The sense of reduction was nearly like ending a marathon and realizing your legs nonetheless work.
Becoming a member of Datasets at Scale
Becoming a member of datasets is a kind of issues that sounds easy till you’re truly knee-deep within the information.
In actual initiatives, your information normally lives in a number of sources, so it’s a must to mix them utilizing shared columns like buyer IDs.
I realized this the exhausting means whereas engaged on a challenge that required combining thousands and thousands of buyer orders with an equally giant demographic dataset.
Every file was large enough by itself, however merging them felt like attempting to pressure two puzzle items collectively whereas your laptop computer begged for mercy.
Pandas took so lengthy that I started timing the joins the identical means individuals time how lengthy it takes their microwave popcorn to complete.
Spoiler: the popcorn received each time.
Polars and DuckDB gave me a means out.
With Pandas:
merged_pd = df_pd.merge(pop_df_pd, on="nation", how="left")
Polars:
merged_pl = df_pl.be part of(pop_df_pl, on="nation", how="left")
DuckDB:
merged_duck = con.execute("""
SELECT *
FROM 'gross sales.csv' s
LEFT JOIN 'pop.csv' p
USING (nation)
""").df()
Joins on giant datasets that used to freeze your workflow now run easily and effectively.
Lazy Analysis in Polars
One factor I didn’t respect early in my information science journey was how a lot time will get wasted whereas operating transformations line by line.
Polars approaches this in another way.
It makes use of a method referred to as lazy analysis, which basically waits till you might have accomplished defining your transformations earlier than executing any operations.
It examines the whole pipeline, determines probably the most environment friendly path, and executes every thing concurrently.
It’s like having a buddy who listens to your whole order earlier than strolling to the kitchen, as an alternative of 1 who takes every instruction individually and retains going backwards and forwards.
This TDS article indepthly explains lazy analysis.
Right here’s what the circulate seems to be like:
Pandas:
df = df[df["amount"] > 100]
df = df.groupby("section").agg({"quantity": "imply"})
df = df.sort_values("quantity")
Polars Lazy Mode:
import polars as pl
df_lazy = (
pl.scan_csv("gross sales.csv")
.filter(pl.col("quantity") > 100)
.groupby("section")
.agg(pl.col("quantity").imply())
.type("quantity")
)
end result = df_lazy.accumulate()
The primary time I used lazy mode, it felt unusual not seeing prompt outcomes. However as soon as I ran the ultimate .accumulate(), the pace distinction was apparent.
Lazy analysis received’t magically remedy each efficiency challenge, however it brings a degree of effectivity that Pandas wasn’t designed for.
Conclusion and takeaways
Working with giant datasets doesn’t should really feel like wrestling along with your instruments.

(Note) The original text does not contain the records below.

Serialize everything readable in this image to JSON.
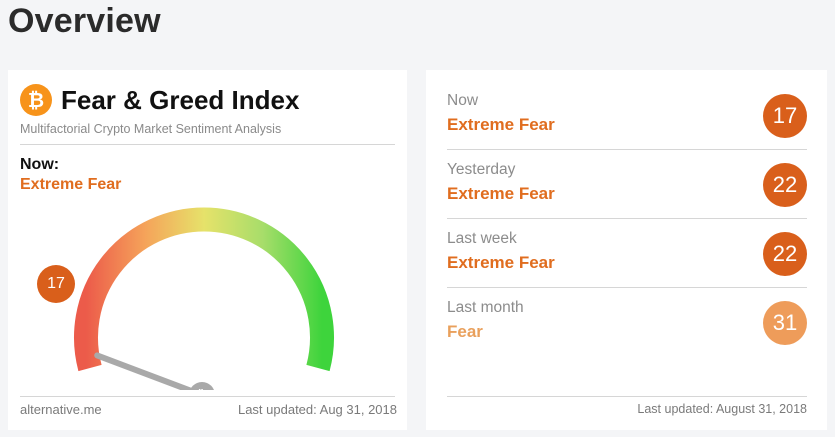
{
  "page": {
    "title": "Overview"
  },
  "index_card": {
    "logo_glyph": "₿",
    "title": "Fear & Greed Index",
    "subtitle": "Multifactorial Crypto Market Sentiment Analysis",
    "now_label": "Now:",
    "now_classification": "Extreme Fear",
    "value": "17",
    "value_fraction": 0.17,
    "source": "alternative.me",
    "last_updated": "Last updated: Aug 31, 2018",
    "colors": {
      "fear": "#e06d1f",
      "bubble": "#d95f1b",
      "needle": "#a9a9a9"
    }
  },
  "history_card": {
    "rows": [
      {
        "label": "Now",
        "classification": "Extreme Fear",
        "value": "17",
        "color": "#d95f1b",
        "text_color": "#e06d1f"
      },
      {
        "label": "Yesterday",
        "classification": "Extreme Fear",
        "value": "22",
        "color": "#d95f1b",
        "text_color": "#e06d1f"
      },
      {
        "label": "Last week",
        "classification": "Extreme Fear",
        "value": "22",
        "color": "#d95f1b",
        "text_color": "#e06d1f"
      },
      {
        "label": "Last month",
        "classification": "Fear",
        "value": "31",
        "color": "#ee9c5a",
        "text_color": "#e9a05c"
      }
    ],
    "last_updated": "Last updated: August 31, 2018"
  }
}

Utilizing Polars and DuckDB confirmed me that the issue wasn’t all the time the info. Generally, it was the software I used to be utilizing to deal with it.
If there’s one factor you are taking away from this tutorial, let or not it’s this: you don’t should abandon Pandas, however you may attain for one thing higher when your datasets begin pushing their limits.
Polars provides you pace in addition to smarter execution, then DuckDB enables you to question big recordsdata like they’re tiny. Collectively, they make working with giant information really feel extra manageable and fewer tiring.
If you wish to go deeper into the concepts explored on this tutorial, the official documentation of Polars and DuckDB are good locations to start out.